A second study, known as FIREX-AQ, was conducted jointly by NOAA and NASA in 2019, monitoring pyroCb occurrence during the William Flats fire (Washington State) that year. This second investigation corroborated the hypotheses put forward during ATOM that forest fires may have an increasing impact on regional climate. Aerosols emitted by forest fires affect both air quality and climate. Aerosol particles with an aerodynamic diameter of less than 2.5 microns (PM 2.5) have been associated with increased mortality in human populations and an increase in cases of respiratory diseases as wildfire activity intensifies, thus posing a risk to human health (Wilmot et al. 2022). The 'World Air Quality Report 2019' also showed that Australian cities affected by wildfires exceed the safe limit for PM 2.5 by 78%. In terms of climate, aerosol loading from wildfires has a direct radiative impact due to the black carbon and organic aerosols absorbing and scattering incoming solar radiation, respectively. Additionally, aerosols emitted during wildfires generate indirect radiative effects by altering cloud microphysics, The conditions associated with pyrocumulonimbus cloud formation may continue to become more dangerous due to climate change. (Dowdy et al. 2019; Wilmot et al. 2022).

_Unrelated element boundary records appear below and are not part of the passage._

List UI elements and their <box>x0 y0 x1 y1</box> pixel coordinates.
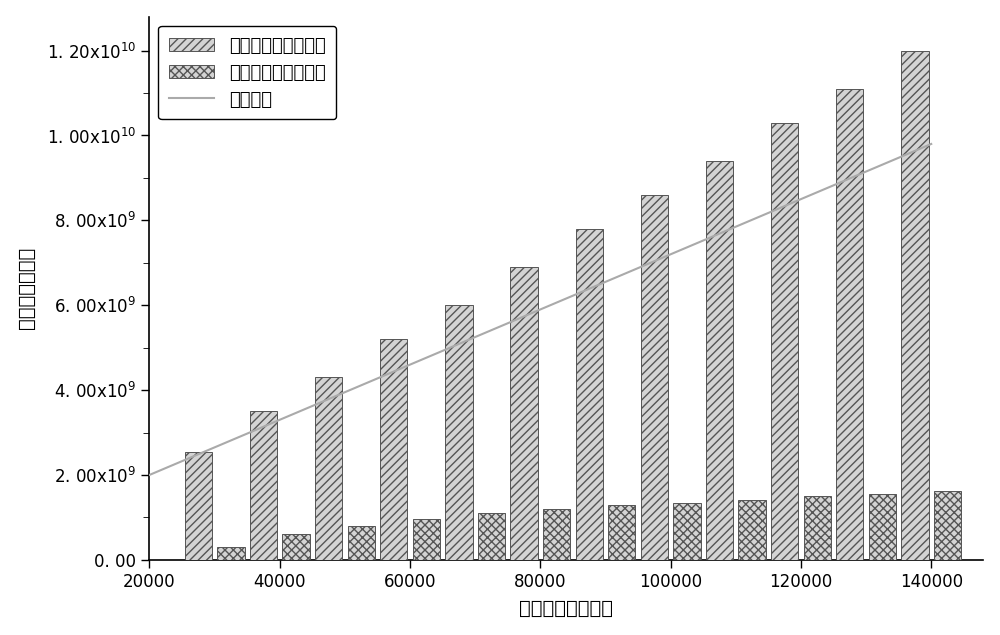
Bar <box>543 509 570 560</box>
Bar <box>217 547 245 560</box>
Bar <box>869 494 896 560</box>
Bar <box>608 505 635 560</box>
Y-axis label: 综合成本（元）: 综合成本（元） <box>17 247 36 330</box>
Bar <box>804 496 831 560</box>
Bar <box>185 451 212 560</box>
Bar <box>706 161 733 560</box>
Bar <box>348 526 375 560</box>
Bar <box>673 502 701 560</box>
Bar <box>445 305 473 560</box>
Bar <box>901 51 929 560</box>
Bar <box>738 500 766 560</box>
Bar <box>576 229 603 560</box>
Bar <box>413 519 440 560</box>
Bar <box>836 89 863 560</box>
Bar <box>934 491 961 560</box>
Bar <box>315 377 342 560</box>
Bar <box>250 411 277 560</box>
Bar <box>510 267 538 560</box>
Legend: 电化学储能投资成本, 电化学储能经营收益, 综合成本: 电化学储能投资成本, 电化学储能经营收益, 综合成本 <box>158 25 336 119</box>
Bar <box>380 339 407 560</box>
Bar <box>478 513 505 560</box>
Bar <box>641 195 668 560</box>
Bar <box>282 534 310 560</box>
Bar <box>771 123 798 560</box>
X-axis label: 电池组数量（个）: 电池组数量（个） <box>519 599 613 618</box>
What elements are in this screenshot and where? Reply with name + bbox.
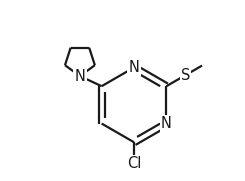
Text: Cl: Cl [127,156,141,171]
Text: N: N [161,116,172,131]
Text: N: N [74,69,85,84]
Text: N: N [129,60,139,75]
Text: S: S [181,68,190,83]
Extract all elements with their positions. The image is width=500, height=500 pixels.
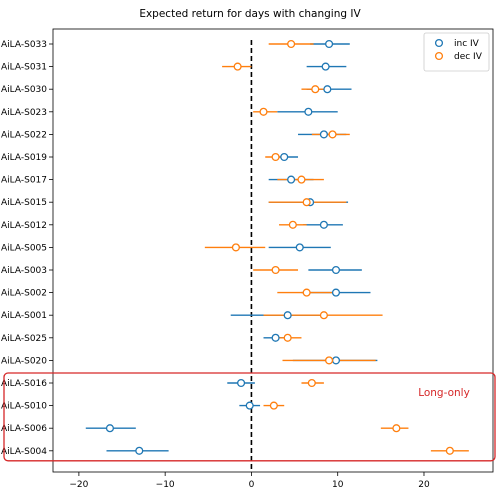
legend-label-dec-iv: dec IV [454, 52, 483, 62]
point-dec-iv [302, 288, 311, 297]
point-inc-iv [283, 311, 292, 320]
point-dec-iv [319, 311, 328, 320]
point-inc-iv [135, 446, 144, 455]
long-only-label: Long-only [418, 387, 470, 399]
ytick-label: AiLA-S004 [1, 447, 47, 457]
point-inc-iv [271, 333, 280, 342]
xtick-label: 20 [418, 480, 430, 490]
legend-marker-inc-iv [434, 38, 444, 48]
point-inc-iv [287, 175, 296, 184]
chart-title: Expected return for days with changing I… [139, 8, 361, 20]
xtick-label: 0 [249, 480, 255, 490]
point-dec-iv [311, 85, 320, 94]
ytick-label: AiLA-S012 [1, 221, 47, 231]
ytick-label: AiLA-S002 [1, 289, 47, 299]
point-inc-iv [325, 39, 334, 49]
ytick-label: AiLA-S015 [1, 198, 47, 208]
point-dec-iv [233, 62, 242, 71]
ytick-label: AiLA-S001 [1, 311, 47, 321]
xtick-label: −10 [156, 480, 175, 490]
ytick-label: AiLA-S022 [1, 130, 47, 140]
point-dec-iv [283, 333, 292, 342]
ytick-label: AiLA-S033 [1, 40, 47, 50]
point-dec-iv [297, 175, 306, 184]
ytick-label: AiLA-S005 [1, 243, 47, 253]
xtick-label: 10 [332, 480, 344, 490]
point-dec-iv [392, 424, 401, 433]
point-dec-iv [302, 198, 311, 207]
legend-label-inc-iv: inc IV [454, 39, 480, 49]
point-inc-iv [319, 220, 328, 229]
point-dec-iv [259, 107, 268, 116]
ytick-label: AiLA-S023 [1, 108, 47, 118]
point-inc-iv [105, 424, 114, 433]
point-dec-iv [328, 130, 337, 139]
point-dec-iv [271, 265, 280, 275]
ytick-label: AiLA-S017 [1, 176, 47, 186]
ytick-label: AiLA-S030 [1, 85, 47, 95]
plot-frame [52, 28, 494, 473]
point-inc-iv [321, 62, 330, 71]
xtick-label: −20 [69, 480, 88, 490]
point-inc-iv [331, 356, 341, 365]
legend: inc IV dec IV [423, 32, 490, 72]
point-dec-iv [325, 356, 334, 365]
ytick-label: AiLA-S019 [1, 153, 47, 163]
long-only-highlight-box [3, 372, 496, 462]
ytick-label: AiLA-S031 [1, 63, 47, 73]
point-dec-iv [287, 39, 296, 49]
point-dec-iv [288, 220, 297, 229]
point-inc-iv [280, 152, 289, 162]
point-inc-iv [319, 130, 328, 139]
point-inc-iv [237, 378, 246, 388]
point-dec-iv [231, 243, 240, 252]
point-dec-iv [307, 378, 316, 388]
ytick-label: AiLA-S006 [1, 424, 47, 434]
point-dec-iv [269, 401, 278, 410]
point-inc-iv [331, 288, 341, 297]
legend-marker-dec-iv [434, 51, 444, 61]
ytick-label: AiLA-S020 [1, 356, 47, 366]
point-dec-iv [445, 446, 454, 455]
point-dec-iv [271, 152, 280, 162]
point-inc-iv [245, 401, 254, 410]
ytick-label: AiLA-S016 [1, 379, 47, 389]
ytick-label: AiLA-S003 [1, 266, 47, 276]
point-inc-iv [295, 243, 304, 252]
point-inc-iv [304, 107, 313, 116]
point-inc-iv [323, 85, 332, 94]
point-inc-iv [331, 265, 341, 275]
ytick-label: AiLA-S025 [1, 334, 47, 344]
ytick-label: AiLA-S010 [1, 402, 47, 412]
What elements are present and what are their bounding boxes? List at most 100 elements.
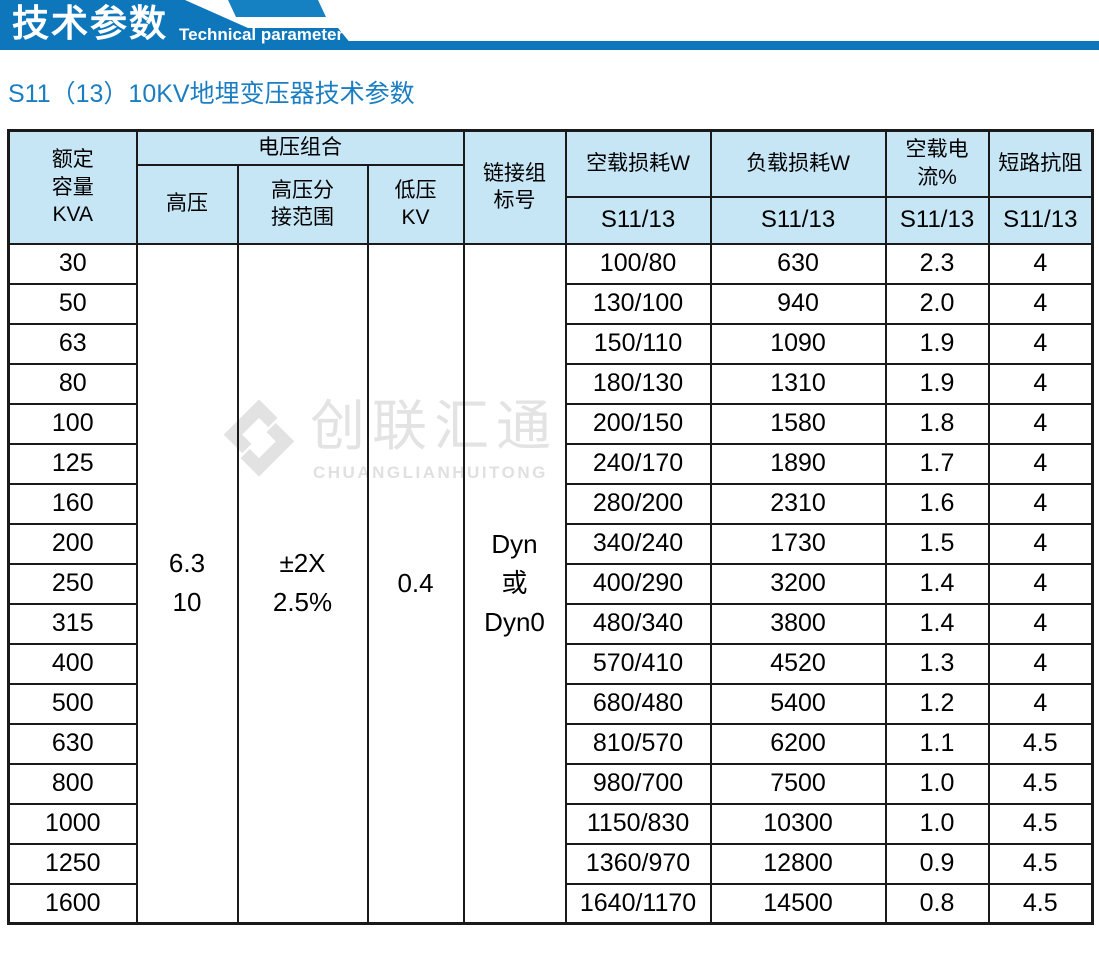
cell-impedance: 4 <box>987 242 1094 285</box>
cell-impedance: 4.5 <box>987 802 1094 845</box>
cell-load-loss: 14500 <box>709 882 887 925</box>
cell-load-loss: 940 <box>709 282 887 325</box>
cell-no-load-current: 1.0 <box>884 762 990 805</box>
cell-impedance: 4 <box>987 442 1094 485</box>
cell-no-load-loss: 1150/830 <box>564 802 712 845</box>
banner-strip-shape <box>0 41 1099 50</box>
cell-kva: 800 <box>7 762 138 805</box>
cell-no-load-current: 0.9 <box>884 842 990 885</box>
cell-load-loss: 3200 <box>709 562 887 605</box>
header-row-1: 额定 容量 KVA 电压组合 链接组 标号 空载损耗W 负载损耗W 空载电流% … <box>7 129 1094 245</box>
cell-kva: 100 <box>7 402 138 445</box>
col-header-hv-tap-range: 高压分 接范围 <box>236 163 369 245</box>
cell-no-load-loss: 1640/1170 <box>564 882 712 925</box>
cell-load-loss: 10300 <box>709 802 887 845</box>
cell-impedance: 4.5 <box>987 762 1094 805</box>
col-header-no-load-current: 空载电流% <box>884 129 990 198</box>
cell-no-load-loss: 200/150 <box>564 402 712 445</box>
cell-no-load-current: 1.1 <box>884 722 990 765</box>
cell-no-load-loss: 100/80 <box>564 242 712 285</box>
col-header-lv: 低压 KV <box>366 163 465 245</box>
header-row-2: 高压 高压分 接范围 低压 KV <box>9 163 1093 245</box>
cell-no-load-loss: 1360/970 <box>564 842 712 885</box>
col-header-impedance: 短路抗阻 <box>987 129 1094 198</box>
cell-no-load-loss: 280/200 <box>564 482 712 525</box>
cell-impedance: 4 <box>987 482 1094 525</box>
cell-impedance: 4 <box>987 402 1094 445</box>
cell-no-load-current: 1.4 <box>884 562 990 605</box>
cell-no-load-loss: 130/100 <box>564 282 712 325</box>
banner-subtitle: Technical parameter <box>179 25 344 44</box>
table-row: 50 130/100 940 2.0 4 <box>7 282 1094 325</box>
cell-no-load-current: 1.2 <box>884 682 990 725</box>
table-row: 200 340/240 1730 1.5 4 <box>7 522 1094 565</box>
col-header-load-loss: 负载损耗W <box>709 129 887 198</box>
col-header-no-load-loss: 空载损耗W <box>564 129 712 198</box>
cell-load-loss: 630 <box>709 242 887 285</box>
cell-vector-group-merged: Dyn 或 Dyn0 <box>462 242 567 925</box>
table-row: 400 570/410 4520 1.3 4 <box>7 642 1094 685</box>
table-row: 125 240/170 1890 1.7 4 <box>7 442 1094 485</box>
cell-kva: 315 <box>7 602 138 645</box>
table-row: 1000 1150/830 10300 1.0 4.5 <box>7 802 1094 845</box>
cell-no-load-current: 1.9 <box>884 362 990 405</box>
table-row: 250 400/290 3200 1.4 4 <box>7 562 1094 605</box>
cell-hv-merged: 6.3 10 <box>135 242 239 925</box>
table-row: 1600 1640/1170 14500 0.8 4.5 <box>7 882 1094 925</box>
cell-impedance: 4.5 <box>987 842 1094 885</box>
cell-no-load-current: 1.8 <box>884 402 990 445</box>
table-row: 1250 1360/970 12800 0.9 4.5 <box>7 842 1094 885</box>
table-row: 630 810/570 6200 1.1 4.5 <box>7 722 1094 765</box>
cell-no-load-loss: 980/700 <box>564 762 712 805</box>
cell-impedance: 4.5 <box>987 882 1094 925</box>
cell-kva: 63 <box>7 322 138 365</box>
banner-accent-shape <box>228 0 326 17</box>
page-title: S11（13）10KV地埋变压器技术参数 <box>8 80 415 108</box>
col-subheader-model-no-load-loss: S11/13 <box>564 195 712 245</box>
cell-load-loss: 1730 <box>709 522 887 565</box>
cell-load-loss: 1580 <box>709 402 887 445</box>
header-row-3: S11/13 S11/13 S11/13 S11/13 <box>9 195 1094 245</box>
cell-kva: 160 <box>7 482 138 525</box>
cell-no-load-current: 2.3 <box>884 242 990 285</box>
cell-impedance: 4 <box>987 322 1094 365</box>
cell-no-load-loss: 400/290 <box>564 562 712 605</box>
cell-load-loss: 7500 <box>709 762 887 805</box>
cell-impedance: 4 <box>987 562 1094 605</box>
cell-kva: 400 <box>7 642 138 685</box>
cell-no-load-current: 1.3 <box>884 642 990 685</box>
table-row: 63 150/110 1090 1.9 4 <box>7 322 1094 365</box>
cell-no-load-loss: 150/110 <box>564 322 712 365</box>
cell-load-loss: 5400 <box>709 682 887 725</box>
table-row: 500 680/480 5400 1.2 4 <box>7 682 1094 725</box>
cell-no-load-loss: 480/340 <box>564 602 712 645</box>
table-row: 800 980/700 7500 1.0 4.5 <box>7 762 1094 805</box>
col-subheader-model-impedance: S11/13 <box>987 195 1094 245</box>
cell-no-load-current: 1.5 <box>884 522 990 565</box>
table-row: 30 6.3 10 ±2X 2.5% 0.4 Dyn 或 Dyn0 100/80… <box>7 242 1094 925</box>
cell-kva: 1600 <box>7 882 138 925</box>
cell-impedance: 4 <box>987 522 1094 565</box>
cell-kva: 50 <box>7 282 138 325</box>
cell-kva: 630 <box>7 722 138 765</box>
banner: 技术参数 Technical parameter <box>0 0 1099 50</box>
cell-no-load-current: 0.8 <box>884 882 990 925</box>
col-subheader-model-no-load-current: S11/13 <box>884 195 990 245</box>
cell-kva: 125 <box>7 442 138 485</box>
cell-load-loss: 6200 <box>709 722 887 765</box>
col-header-rated-capacity: 额定 容量 KVA <box>7 129 138 245</box>
cell-impedance: 4 <box>987 682 1094 725</box>
cell-no-load-loss: 240/170 <box>564 442 712 485</box>
cell-no-load-current: 1.0 <box>884 802 990 845</box>
cell-no-load-current: 1.9 <box>884 322 990 365</box>
cell-lv-merged: 0.4 <box>366 242 465 925</box>
cell-no-load-loss: 340/240 <box>564 522 712 565</box>
cell-impedance: 4 <box>987 642 1094 685</box>
cell-load-loss: 2310 <box>709 482 887 525</box>
cell-no-load-current: 2.0 <box>884 282 990 325</box>
cell-kva: 1000 <box>7 802 138 845</box>
table-row: 100 200/150 1580 1.8 4 <box>7 402 1094 445</box>
cell-impedance: 4.5 <box>987 722 1094 765</box>
cell-load-loss: 1090 <box>709 322 887 365</box>
banner-title: 技术参数 <box>12 3 168 44</box>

The massive fires in Australia in the austral summer of 2019/2020, which burned more than 26.4 million hectares of land, offered new insights into the extent and size of these PyroCbs. According to the research by Peterson et al. (2021), the aerosols generated by these fires were comparable to those from the Calbuco volcano eruption in Chile in 2015. Another of the largest Pyrocubs ever recorded occurred on June 30 that year, at the Spark Lake fire in Western Canada. It generated a 160 km2 storm and spewed plumes of smoke at an altitude of 16 km into the lower stratospheric (altitude 10-15 km). Climate change and land-use change are projected to make wildfires more frequent and intense in most regions of the world (Sullivan et al., 2022).
'Representation of the phenomenon known as Cumulonimbus flammagenitus and list of the biggest fires of the last decade. © World Climate Research Programme'.
Restoring ecosystems is an important avenue to mitigate the risk of wildfires before they occur and to build back better in their aftermath. Wetlands restoration and the reintroduction of species (see the example of beavers in Western USA (Fairfax and Wittle 2021)), peatlands restoration and preserving open space buffers are some examples of essential investments into prevention, preparedness, and recovery.